Un renversement de la séparation des pouvoirs

Ainsi, Obama, de par l’utilisation de la procédure des « Signing Statements », renverse le principe de séparation des pouvoirs, ce mode d’organisation issu des Lumières. Pour Montesquieu, l’objectif poursuivi est d’empêcher la concentration de la puissance politique en une seule autorité. Pour ce faire, les pouvoirs s’équilibrent et se limitent mutuellement. Au contraire, la séparation des pouvoirs, telle que la conçoit le président états-unien, opère un clivage dans l’exercice de la puissance étatique, de manière à ce que le législatif ne puisse pas exercer de contrôle sur l’exécutif. Pour le pouvoir exécutif US, il s’agit de rétablir la primauté de la décision par rapport à la norme et d’affirmer qu’il n’est pas strictement tenu par les lois émanant de l’institution législative. Dans ce contexte, la séparation des pouvoirs devient absence de limite posée à l’action présidentielle.

L’utilisation des « Signing Statements » est devenu un fondamental états-unien. Le président Reagan y a eu recours 250 fois durant son double mandat présidentiel. H.W. Bush continua cette pratique à 228 reprises. Le président démocrate Bill Clinton ne fût pas en reste en utilisant 381 « Signing Statements ». Le président George W. Bush prolongea la tradition, d’une manière un peu plus limitée, en signant 152 commentaires portant sur les lois soumises à sa signature. Les déclarations signées des présidents, en rapport aux textes législatifs qui leur sont soumis, contiennent à la fois des commentaires sur la légalité ou la constitutionnalité des dispositions légales et des oppositions au contenu de certains articles. Le pourcentage d’objections présidentielles est variable. Chez George W. Bush, il a porté sur 78 % des lois promulguées durant ses deux mandats .
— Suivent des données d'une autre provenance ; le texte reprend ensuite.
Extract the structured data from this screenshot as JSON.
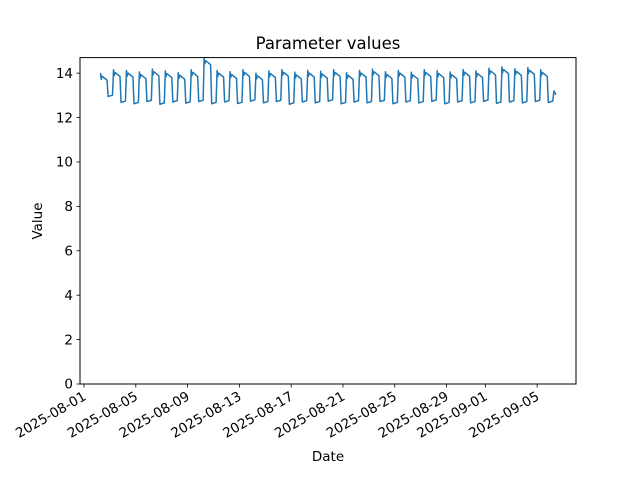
{
  "figure": {
    "title": "Parameter values",
    "xlabel": "Date",
    "ylabel": "Value"
  },
  "chart_data": {
    "type": "line",
    "title": "Parameter values",
    "xlabel": "Date",
    "ylabel": "Value",
    "grid": false,
    "legend": null,
    "line_color": "#1f77b4",
    "line_width": 1.5,
    "background_color": "#ffffff",
    "spine_color": "#000000",
    "ylim": [
      0,
      14.7
    ],
    "y_ticks": [
      0,
      2,
      4,
      6,
      8,
      10,
      12,
      14
    ],
    "x_axis_origin_date": "2025-08-01",
    "xlim_days": [
      -0.31,
      38.0
    ],
    "x_ticks": [
      {
        "label": "2025-08-01",
        "day": 0
      },
      {
        "label": "2025-08-05",
        "day": 4
      },
      {
        "label": "2025-08-09",
        "day": 8
      },
      {
        "label": "2025-08-13",
        "day": 12
      },
      {
        "label": "2025-08-17",
        "day": 16
      },
      {
        "label": "2025-08-21",
        "day": 20
      },
      {
        "label": "2025-08-25",
        "day": 24
      },
      {
        "label": "2025-08-29",
        "day": 28
      },
      {
        "label": "2025-09-01",
        "day": 31
      },
      {
        "label": "2025-09-05",
        "day": 35
      }
    ],
    "series": [
      {
        "name": "parameter-values",
        "description": "Daily square-wave oscillation: high plateau ~13.9-14.3 for ~0.55 day, sharp dip to low ~12.6-12.95 for ~0.35 day. Anomalous spike to 14.68 on 2025-08-10. Data spans 2025-08-02 ~07:00 to 2025-09-06 ~10:00.",
        "waveform_offsets": [
          [
            0.28,
            "peak",
            0
          ],
          [
            0.33,
            "peak",
            -0.26
          ],
          [
            0.4,
            "peak",
            -0.12
          ],
          [
            0.78,
            "peak",
            -0.3
          ],
          [
            0.86,
            "low",
            0
          ],
          [
            1.2,
            "low",
            0.06
          ]
        ],
        "cycles_day_peak_low": [
          [
            1,
            13.98,
            12.95
          ],
          [
            2,
            14.15,
            12.68
          ],
          [
            3,
            14.12,
            12.62
          ],
          [
            4,
            14.05,
            12.72
          ],
          [
            5,
            14.18,
            12.6
          ],
          [
            6,
            14.1,
            12.7
          ],
          [
            7,
            14.02,
            12.65
          ],
          [
            8,
            14.15,
            12.72
          ],
          [
            9,
            14.68,
            12.62
          ],
          [
            10,
            14.12,
            12.7
          ],
          [
            11,
            14.06,
            12.63
          ],
          [
            12,
            14.15,
            12.74
          ],
          [
            13,
            14.0,
            12.66
          ],
          [
            14,
            14.1,
            12.72
          ],
          [
            15,
            14.16,
            12.6
          ],
          [
            16,
            14.04,
            12.7
          ],
          [
            17,
            14.12,
            12.66
          ],
          [
            18,
            14.08,
            12.74
          ],
          [
            19,
            14.15,
            12.62
          ],
          [
            20,
            14.02,
            12.7
          ],
          [
            21,
            14.12,
            12.66
          ],
          [
            22,
            14.18,
            12.72
          ],
          [
            23,
            14.06,
            12.62
          ],
          [
            24,
            14.12,
            12.7
          ],
          [
            25,
            14.04,
            12.66
          ],
          [
            26,
            14.15,
            12.73
          ],
          [
            27,
            14.1,
            12.62
          ],
          [
            28,
            14.05,
            12.7
          ],
          [
            29,
            14.16,
            12.66
          ],
          [
            30,
            14.1,
            12.73
          ],
          [
            31,
            14.22,
            12.64
          ],
          [
            32,
            14.28,
            12.7
          ],
          [
            33,
            14.2,
            12.66
          ],
          [
            34,
            14.25,
            12.72
          ],
          [
            35,
            14.15,
            12.68
          ]
        ],
        "tail_points_day_value": [
          [
            36.3,
            13.2
          ],
          [
            36.42,
            13.05
          ]
        ]
      }
    ]
  }
}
Quant à Barack Obama, après avoir fait part de son opposition à cette procédure durant sa première campagne électorale présidentielle, il l’utilisa, à son tour, à 33 reprises. En ce qui concerne la future présidence de Donald Trump, rien ne l’empêchera de s’inscrire dans la voie tracée par ses prédécesseurs et d’avoir recours à cette pratique limitative du contrôle des Chambres sur l’action présidentielle, en lui permettant ainsi de ne pas être soumis à certaines dispositions de lois que les présidents antérieurs ont signées en émettant des réserves ou que lui-même aura promulguées, en recourant également à des « Signing Statements ».